Clearly dragging up old memories, talk turns to his experiences in the pitch room. “I remember one pitch. We’d created this little mailer,” commented McDermott, making a shape with his hands about five inches squared, “the trouble was, we were standing too far away from the people we were pitching to for them to understand what we had in mind. So we asked if we could approach them to show them what it was, and they said ‘no’. We couldn’t believe it.

“Anyway, we came out of the pitch thinking about how badly it had gone, when we bumped into another agency, which we knew beforehand, and who had pitched for the account before us. We told them how badly it went and they said that theirs went even worse. They’d created an idea for a new look for the firm’s branding. Being clever and realising that the office of the marketing team was on the second floor – and in the eye-line of a bus – they had arranged for their concept to appear on the side of a hired bus that would be driving past the window during their pitch. Anyway, all is going well and they’re in contact with the driver and hear he’s just about to pass the window, so they ask the marketing team if they wouldn’t mind coming to the window for a moment. But they wouldn’t get up to have a look. They just told them to get on with their presentation.”

Having put those days behind him, the latest step in McDermott’s illustrious career is The Confident Club, which he founded alongside fellow Yorkshireman and ad-man Phil Hesketh and Mancunian Paul McGee.
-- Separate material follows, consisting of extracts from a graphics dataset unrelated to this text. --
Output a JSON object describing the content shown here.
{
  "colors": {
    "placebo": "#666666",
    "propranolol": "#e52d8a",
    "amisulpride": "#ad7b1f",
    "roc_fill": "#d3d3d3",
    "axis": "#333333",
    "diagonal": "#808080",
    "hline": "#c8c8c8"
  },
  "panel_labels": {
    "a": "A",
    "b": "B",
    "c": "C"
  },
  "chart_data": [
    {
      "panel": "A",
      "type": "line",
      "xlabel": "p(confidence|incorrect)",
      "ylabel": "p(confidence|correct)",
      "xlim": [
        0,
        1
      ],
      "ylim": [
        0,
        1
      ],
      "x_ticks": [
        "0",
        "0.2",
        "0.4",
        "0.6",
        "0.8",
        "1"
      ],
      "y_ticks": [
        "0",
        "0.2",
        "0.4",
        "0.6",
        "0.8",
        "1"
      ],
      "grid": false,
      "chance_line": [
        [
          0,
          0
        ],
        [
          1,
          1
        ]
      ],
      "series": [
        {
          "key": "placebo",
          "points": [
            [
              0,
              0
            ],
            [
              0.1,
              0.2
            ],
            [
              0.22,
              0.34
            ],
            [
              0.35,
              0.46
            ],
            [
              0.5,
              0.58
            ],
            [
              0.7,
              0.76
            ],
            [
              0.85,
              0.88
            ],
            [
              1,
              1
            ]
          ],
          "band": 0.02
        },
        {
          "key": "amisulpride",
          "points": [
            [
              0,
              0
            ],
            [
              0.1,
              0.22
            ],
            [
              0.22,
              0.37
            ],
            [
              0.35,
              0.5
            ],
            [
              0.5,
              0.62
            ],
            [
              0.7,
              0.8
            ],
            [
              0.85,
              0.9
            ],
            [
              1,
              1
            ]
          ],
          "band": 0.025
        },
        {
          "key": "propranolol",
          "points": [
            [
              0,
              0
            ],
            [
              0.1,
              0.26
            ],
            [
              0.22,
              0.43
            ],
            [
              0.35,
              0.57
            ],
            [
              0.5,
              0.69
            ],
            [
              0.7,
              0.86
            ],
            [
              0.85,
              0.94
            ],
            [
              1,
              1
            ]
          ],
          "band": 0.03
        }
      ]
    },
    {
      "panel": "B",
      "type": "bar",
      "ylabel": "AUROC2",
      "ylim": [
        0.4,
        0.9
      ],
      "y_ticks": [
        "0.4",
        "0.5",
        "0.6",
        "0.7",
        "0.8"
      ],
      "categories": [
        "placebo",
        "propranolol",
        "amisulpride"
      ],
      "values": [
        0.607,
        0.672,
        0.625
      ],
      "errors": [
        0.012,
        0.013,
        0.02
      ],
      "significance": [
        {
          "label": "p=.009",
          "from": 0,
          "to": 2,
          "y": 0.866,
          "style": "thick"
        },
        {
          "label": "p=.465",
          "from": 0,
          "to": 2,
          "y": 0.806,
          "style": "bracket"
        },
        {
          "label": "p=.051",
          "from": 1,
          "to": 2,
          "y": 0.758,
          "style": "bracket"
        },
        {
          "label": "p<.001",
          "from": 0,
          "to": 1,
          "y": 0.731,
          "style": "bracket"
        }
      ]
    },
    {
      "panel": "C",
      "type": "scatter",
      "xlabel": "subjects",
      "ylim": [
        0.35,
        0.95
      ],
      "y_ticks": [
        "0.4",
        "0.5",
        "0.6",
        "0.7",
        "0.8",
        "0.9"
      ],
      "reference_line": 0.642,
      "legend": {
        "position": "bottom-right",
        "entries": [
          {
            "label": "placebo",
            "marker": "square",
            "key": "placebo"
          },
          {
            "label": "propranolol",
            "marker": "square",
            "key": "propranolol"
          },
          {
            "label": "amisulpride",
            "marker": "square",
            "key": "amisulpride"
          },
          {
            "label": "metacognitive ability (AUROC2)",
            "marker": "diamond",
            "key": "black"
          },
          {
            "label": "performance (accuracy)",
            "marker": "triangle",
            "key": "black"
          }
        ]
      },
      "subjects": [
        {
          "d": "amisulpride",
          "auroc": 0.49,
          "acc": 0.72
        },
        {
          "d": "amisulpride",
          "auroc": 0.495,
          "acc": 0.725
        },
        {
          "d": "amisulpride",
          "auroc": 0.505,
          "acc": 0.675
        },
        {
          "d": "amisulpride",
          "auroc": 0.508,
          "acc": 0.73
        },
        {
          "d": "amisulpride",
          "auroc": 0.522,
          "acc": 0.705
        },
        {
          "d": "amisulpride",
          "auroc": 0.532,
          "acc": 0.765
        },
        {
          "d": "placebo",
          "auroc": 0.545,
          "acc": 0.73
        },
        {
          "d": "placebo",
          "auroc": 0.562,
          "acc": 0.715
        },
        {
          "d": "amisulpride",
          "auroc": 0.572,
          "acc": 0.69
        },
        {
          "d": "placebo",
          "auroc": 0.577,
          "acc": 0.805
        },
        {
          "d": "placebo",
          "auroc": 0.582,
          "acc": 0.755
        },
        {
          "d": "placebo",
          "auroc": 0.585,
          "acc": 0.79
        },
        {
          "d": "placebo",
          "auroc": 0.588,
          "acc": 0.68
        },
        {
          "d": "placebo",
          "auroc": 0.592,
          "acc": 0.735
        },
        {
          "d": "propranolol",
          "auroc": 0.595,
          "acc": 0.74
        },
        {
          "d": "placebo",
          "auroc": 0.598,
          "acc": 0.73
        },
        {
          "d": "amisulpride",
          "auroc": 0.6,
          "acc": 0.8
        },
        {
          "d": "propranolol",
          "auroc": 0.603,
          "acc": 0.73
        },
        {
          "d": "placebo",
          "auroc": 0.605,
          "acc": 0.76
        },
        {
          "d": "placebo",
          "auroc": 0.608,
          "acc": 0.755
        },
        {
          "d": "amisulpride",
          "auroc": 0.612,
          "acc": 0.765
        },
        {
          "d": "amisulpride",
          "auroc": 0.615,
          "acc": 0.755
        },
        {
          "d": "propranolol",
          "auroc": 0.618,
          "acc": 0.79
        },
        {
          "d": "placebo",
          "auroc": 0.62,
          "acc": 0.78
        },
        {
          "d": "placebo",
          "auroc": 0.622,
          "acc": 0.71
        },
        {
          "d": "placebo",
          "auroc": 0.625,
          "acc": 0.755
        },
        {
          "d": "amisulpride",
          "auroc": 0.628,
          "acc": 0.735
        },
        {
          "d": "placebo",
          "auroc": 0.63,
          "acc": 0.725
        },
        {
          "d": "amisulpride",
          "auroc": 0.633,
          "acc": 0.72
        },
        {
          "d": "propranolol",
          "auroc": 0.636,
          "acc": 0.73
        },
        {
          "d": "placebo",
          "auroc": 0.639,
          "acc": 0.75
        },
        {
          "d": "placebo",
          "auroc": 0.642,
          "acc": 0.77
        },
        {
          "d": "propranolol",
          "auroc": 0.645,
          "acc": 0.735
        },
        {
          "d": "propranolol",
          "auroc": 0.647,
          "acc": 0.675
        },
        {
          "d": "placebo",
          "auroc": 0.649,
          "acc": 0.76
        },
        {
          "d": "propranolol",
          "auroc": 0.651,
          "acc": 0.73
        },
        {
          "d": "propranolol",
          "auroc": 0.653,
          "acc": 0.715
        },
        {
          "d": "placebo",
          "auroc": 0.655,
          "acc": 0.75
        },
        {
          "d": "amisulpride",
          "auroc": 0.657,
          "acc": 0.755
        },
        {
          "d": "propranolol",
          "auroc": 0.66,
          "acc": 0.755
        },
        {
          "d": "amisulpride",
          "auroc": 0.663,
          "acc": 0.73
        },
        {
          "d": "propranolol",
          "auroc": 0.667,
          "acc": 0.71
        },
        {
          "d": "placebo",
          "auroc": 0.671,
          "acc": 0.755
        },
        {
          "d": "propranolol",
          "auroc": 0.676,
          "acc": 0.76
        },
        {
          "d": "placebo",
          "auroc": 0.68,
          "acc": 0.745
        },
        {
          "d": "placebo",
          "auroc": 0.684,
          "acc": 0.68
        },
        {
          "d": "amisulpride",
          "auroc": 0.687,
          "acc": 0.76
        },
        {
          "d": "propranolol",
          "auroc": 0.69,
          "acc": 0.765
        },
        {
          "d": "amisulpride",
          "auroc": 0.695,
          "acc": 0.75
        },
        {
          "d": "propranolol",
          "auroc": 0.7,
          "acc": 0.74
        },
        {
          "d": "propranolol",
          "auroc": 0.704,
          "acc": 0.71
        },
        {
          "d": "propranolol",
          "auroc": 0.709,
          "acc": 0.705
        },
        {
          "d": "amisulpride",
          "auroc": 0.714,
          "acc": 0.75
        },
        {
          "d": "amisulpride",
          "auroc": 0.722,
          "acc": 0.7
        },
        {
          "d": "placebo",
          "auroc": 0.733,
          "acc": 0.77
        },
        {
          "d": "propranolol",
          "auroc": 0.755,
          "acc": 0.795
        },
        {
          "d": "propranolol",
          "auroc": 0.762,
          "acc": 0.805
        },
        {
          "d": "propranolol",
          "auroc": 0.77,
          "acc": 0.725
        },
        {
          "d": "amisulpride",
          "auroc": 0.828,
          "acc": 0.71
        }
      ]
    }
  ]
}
The Northern trio work with CEOs, senior managers, sports people, politicians and television presenters, and specialise, according to McDermott, in “making people more confident.”

Among the firm’s many clients are a number of advertising agencies, who employee McDermott and his colleagues to coach their staff in the art of presentation. “When I looked back, there was so much I didn’t know because the training in this area was just never available in the industry. The Confident Club has been able to provide such coaching to people working at all levels of an agency.”

Conceptual thinkers, it would seem, don’t automatically make for great presenters. However, they’re not alone, as a recent piece of research into people’s fears, which McDermott has been involved in, highlights.

“Four per cent of us are afraid of parenthood and another four per cent are scared of the dark. Eight per cent are afraid of flying, or perhaps more accurately, crashing, and unemployment is feared by 16 per cent. Confined spaces is feared by 21 per cent while spiders scare 24 per cent of us.”

And now for the top three: “In at number three is death, with 28 per cent. At number two is the fear of heights with 34 per cent. However, at number one, with a whopping 42 per cent, is the fear of speaking in public.” What this suggests, as McDermott so humorously points out is that, “people would rather die than speak in public.”

If you’re one of those people, and are one of the ‘one in two’ Britons that presents as part of their jobs (another finding of the research), then don’t worry, McDermott has some valuable advice. “Make your audience wait. It’s your show, so take your time and remember to take a break. Silence can be more dramatic than turning the volume up, so use it. Also, speed up and slow down – remember to use pace. It’s important to create change for your audience and varying the tempo is one way of achieving this.”

After drawing for breath and taking one of those dramatic pauses he has talked about, he continued: “38 per cent of communication is tone of voice. Only 7 per cent is about what you actually say and 55 per cent is about physiology. It’s amazing how people fret about what is actually being said. Using your voice and the right body language is so important.”

We must admit, Adline has been feeling pretty comfortable throughout our little chat and has been hanging on McDermott’s every word. So if you want to up that conversion rate of pitches to new business wins, do it in style by wowing the clients and be an all round more confident person, then it might just be worth listening to what Steve McDermott has to say.